As mulheres russas obtiveram o direito ao voto em 1917. O aborto foi legalizado logo depois. E, em um gesto altamente simbólico, a União Soviética enviou ao espaço a primeira cosmonauta feminina, Valentina Tereshkova.
Mas agora, décadas depois, as aeromoças não são as únicas mulheres que enfrentam discriminação no país.
Na cidade de Samara, Svetlana Medvedeva foi impedida de exercer um trabalho que conseguiu para capitanear um barco.
Em 2012, ela foi contratada como piloto e mecânica, mas a oferta foi retirada após uma intervenção do departamento de RH da empresa.

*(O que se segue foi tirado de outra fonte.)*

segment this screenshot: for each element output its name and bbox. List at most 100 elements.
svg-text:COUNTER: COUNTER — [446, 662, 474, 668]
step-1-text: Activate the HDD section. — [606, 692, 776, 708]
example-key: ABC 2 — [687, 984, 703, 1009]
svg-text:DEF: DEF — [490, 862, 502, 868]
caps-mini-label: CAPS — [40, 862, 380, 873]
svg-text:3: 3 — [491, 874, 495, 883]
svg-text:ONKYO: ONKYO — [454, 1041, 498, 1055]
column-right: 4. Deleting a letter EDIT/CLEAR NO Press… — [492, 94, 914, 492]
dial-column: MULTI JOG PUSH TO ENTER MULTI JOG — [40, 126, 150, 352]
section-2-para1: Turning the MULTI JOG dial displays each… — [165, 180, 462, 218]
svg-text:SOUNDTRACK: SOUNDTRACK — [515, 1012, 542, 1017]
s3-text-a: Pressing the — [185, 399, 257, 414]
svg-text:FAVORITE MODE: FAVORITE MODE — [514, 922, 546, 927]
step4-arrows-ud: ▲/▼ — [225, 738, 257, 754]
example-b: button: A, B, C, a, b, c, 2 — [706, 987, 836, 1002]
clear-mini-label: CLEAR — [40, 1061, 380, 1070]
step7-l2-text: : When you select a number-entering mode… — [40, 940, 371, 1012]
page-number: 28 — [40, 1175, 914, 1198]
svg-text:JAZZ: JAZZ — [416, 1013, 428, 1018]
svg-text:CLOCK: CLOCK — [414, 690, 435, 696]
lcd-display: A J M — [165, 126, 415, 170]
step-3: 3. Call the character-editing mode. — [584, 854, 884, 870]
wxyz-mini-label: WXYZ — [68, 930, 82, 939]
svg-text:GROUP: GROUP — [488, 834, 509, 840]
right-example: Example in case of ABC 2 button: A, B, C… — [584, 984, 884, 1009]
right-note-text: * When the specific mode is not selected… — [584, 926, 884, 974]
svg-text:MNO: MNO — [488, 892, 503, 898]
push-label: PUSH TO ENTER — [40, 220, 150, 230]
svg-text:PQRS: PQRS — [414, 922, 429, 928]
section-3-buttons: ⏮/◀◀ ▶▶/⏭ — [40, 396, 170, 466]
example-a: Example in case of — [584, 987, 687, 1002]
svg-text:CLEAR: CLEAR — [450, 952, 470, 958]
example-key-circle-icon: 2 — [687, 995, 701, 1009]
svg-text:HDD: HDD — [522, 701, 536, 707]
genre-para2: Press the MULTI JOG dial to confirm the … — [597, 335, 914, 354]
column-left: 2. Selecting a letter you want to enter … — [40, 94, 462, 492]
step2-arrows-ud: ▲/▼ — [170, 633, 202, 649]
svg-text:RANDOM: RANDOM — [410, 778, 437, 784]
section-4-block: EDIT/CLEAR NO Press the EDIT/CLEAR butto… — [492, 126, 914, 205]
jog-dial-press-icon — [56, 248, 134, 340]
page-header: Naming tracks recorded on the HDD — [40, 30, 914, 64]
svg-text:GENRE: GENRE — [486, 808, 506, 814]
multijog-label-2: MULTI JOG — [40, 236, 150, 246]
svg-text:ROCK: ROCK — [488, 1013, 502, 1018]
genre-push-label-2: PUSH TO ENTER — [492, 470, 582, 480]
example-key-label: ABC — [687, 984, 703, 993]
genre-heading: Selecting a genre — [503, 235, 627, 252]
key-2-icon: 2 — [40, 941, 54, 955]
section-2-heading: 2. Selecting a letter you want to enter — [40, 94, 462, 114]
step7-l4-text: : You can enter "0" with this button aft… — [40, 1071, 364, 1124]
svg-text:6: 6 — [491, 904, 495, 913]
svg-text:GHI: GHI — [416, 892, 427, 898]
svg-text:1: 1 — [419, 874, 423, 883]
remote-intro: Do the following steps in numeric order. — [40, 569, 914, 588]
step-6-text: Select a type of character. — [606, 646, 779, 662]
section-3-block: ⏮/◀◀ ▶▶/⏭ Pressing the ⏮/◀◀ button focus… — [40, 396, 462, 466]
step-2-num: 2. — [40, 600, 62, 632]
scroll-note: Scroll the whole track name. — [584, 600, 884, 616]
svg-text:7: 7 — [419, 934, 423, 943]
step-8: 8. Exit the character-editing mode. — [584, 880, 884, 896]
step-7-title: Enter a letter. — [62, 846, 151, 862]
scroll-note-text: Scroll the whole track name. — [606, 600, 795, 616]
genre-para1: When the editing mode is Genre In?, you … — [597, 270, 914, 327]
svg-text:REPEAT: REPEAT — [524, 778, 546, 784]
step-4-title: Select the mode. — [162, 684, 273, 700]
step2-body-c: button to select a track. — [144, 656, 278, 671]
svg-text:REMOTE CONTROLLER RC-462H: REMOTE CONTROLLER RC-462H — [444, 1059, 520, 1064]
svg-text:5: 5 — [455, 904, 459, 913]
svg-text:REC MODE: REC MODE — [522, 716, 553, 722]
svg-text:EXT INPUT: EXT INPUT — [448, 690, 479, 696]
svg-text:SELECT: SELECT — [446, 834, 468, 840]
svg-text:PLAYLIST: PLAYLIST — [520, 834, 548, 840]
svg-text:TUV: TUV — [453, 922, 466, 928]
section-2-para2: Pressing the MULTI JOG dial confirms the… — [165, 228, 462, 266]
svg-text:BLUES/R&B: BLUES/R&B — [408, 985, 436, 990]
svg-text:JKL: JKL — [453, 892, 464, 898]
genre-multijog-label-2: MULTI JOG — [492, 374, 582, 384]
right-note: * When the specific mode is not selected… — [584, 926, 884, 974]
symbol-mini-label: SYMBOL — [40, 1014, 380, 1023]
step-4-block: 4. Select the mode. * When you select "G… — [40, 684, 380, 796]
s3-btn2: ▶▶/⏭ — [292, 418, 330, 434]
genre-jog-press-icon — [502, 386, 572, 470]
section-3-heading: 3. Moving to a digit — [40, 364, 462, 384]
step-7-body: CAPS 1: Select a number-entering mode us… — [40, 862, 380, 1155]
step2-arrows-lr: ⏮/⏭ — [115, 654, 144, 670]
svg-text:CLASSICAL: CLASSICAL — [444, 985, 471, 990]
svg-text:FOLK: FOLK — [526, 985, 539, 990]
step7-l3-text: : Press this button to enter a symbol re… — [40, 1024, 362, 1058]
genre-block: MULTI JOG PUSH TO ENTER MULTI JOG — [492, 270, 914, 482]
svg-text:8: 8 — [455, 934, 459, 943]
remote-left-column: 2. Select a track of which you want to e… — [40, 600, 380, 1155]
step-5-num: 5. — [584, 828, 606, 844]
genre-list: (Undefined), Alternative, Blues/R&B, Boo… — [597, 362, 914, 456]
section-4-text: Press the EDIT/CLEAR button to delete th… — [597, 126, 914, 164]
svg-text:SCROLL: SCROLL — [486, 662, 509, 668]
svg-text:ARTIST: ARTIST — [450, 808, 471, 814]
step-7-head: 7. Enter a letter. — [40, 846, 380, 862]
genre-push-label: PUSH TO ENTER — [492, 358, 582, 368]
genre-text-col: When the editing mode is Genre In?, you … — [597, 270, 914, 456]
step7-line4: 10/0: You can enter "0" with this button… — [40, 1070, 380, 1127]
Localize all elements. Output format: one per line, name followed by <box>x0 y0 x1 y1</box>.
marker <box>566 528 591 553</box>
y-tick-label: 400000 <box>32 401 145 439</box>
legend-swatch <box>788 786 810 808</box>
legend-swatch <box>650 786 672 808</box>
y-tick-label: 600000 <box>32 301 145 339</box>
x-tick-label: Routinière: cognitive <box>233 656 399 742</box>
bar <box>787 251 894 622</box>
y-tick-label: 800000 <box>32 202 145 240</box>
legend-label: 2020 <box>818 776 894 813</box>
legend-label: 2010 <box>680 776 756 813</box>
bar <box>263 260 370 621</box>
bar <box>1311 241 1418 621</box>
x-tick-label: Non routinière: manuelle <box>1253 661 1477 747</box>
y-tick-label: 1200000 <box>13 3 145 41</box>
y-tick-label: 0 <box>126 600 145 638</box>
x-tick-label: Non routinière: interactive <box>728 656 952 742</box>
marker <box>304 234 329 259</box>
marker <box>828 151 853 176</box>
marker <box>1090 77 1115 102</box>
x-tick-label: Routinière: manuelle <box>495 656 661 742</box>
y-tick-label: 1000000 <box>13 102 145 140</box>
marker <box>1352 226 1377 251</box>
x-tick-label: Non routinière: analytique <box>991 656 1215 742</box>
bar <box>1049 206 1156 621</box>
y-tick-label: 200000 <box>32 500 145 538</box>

Ela foi informada que não podiam contratá-la porque era mulher.
Na verdade, 456 profissões estão barradas para as mulheres na Rússia, rotuladas como perigosas ou supostamente prejudiciais à sua saúde reprodutiva. Isso inclui dirigir um trem, ser bombeiro ou trabalhar como carpinteiro.
"Eu entenderia caso realmente estivessem preocupados com mulheres grávidas, mas nem sequer consideram se a mulher está grávida ou planeja isso", diz Svetlana Medvedeva. Desde que foi proibida de trabalhar, ela tem travado uma batalha judicial.
"A Rússia é um país patriarcal. Qualquer movimento sobre os direitos das mulheres será para trás", argumenta ela. "Esta lista de profissões fala por si mesma."
Introduzida em 1974, a lista foi confirmada em 2000 e só permite exceções se um empregador puder provar que eles tornaram as condições seguras - especificamente para as mulheres. Na prática, poucos querem ter esse aborrecimento ou bancar o custo disso.
"Eu não conheço uma única [pesquisa] que apoie essa ideia de proteger as mulheres proibindo as profissões. Eu não acho que essa seja a razão", diz a historiadora Irina Roldugina, da Escola Superior de Economia.
Ela ressalta que a lista surgiu exatamente quando uma nova geração de mulheres pós-soviéticas estavam se tornando independentes.
"As mulheres começaram a se ver como cidadãs com plenos direitos, e isso foi visto como um problema", argumenta Irina Roldugina.
Em fevereiro de 2016, o órgão antidiscriminatório da Organização das Nações Unidas (ONU) decidiu que Svetlana Medvedeva tinha sido impedida de trabalhar injustamente, com base apenas em seu gênero.
O Comitê para a Eliminação da Discriminação contra as Mulheres (Cedaw, sigla em inglês) diz que a Rússia tem uma "obrigação moral" de revisar essa lista de empregos.
'A justiça prevalece'
A Suprema Corte da Rússia ordenou que o caso de Svetlana Medvedeva fosse reaberto e nesta semana um juiz em Samara deve dar um veredicto.
Enquanto isso, em Moscou, Evgenia Magurina já teve seu dia no tribunal.
Os advogados da Aeroflot tentaram defender o corte em seu bônus, argumentando que cada quilo a mais no avião gera um custo extra à companhia aérea. Eles também alegaram que sua política era baseada em corredores estreitos de aeronaves e que pensou na saúde de sua tripulação, e não apenas em sua aparência.
Mas o juiz declarou a política da companhia ilegal, levando Evgenia Magurina a abraçar seus amigos e advogados aos prantos.
"Espero que isso signifique que as mulheres se tornarão mais corajosas para lutar por seus direitos", disse ela, lembrando de uma colega que ficou doente de tanto passar fome - na tentativa de chegar ao limite de tamanho exigido pela companhia aérea.
"Eles achavam que todos iriam suportar isso. Mas nos ofendeu", disse ela. "Agora, a justiça prevaleceu".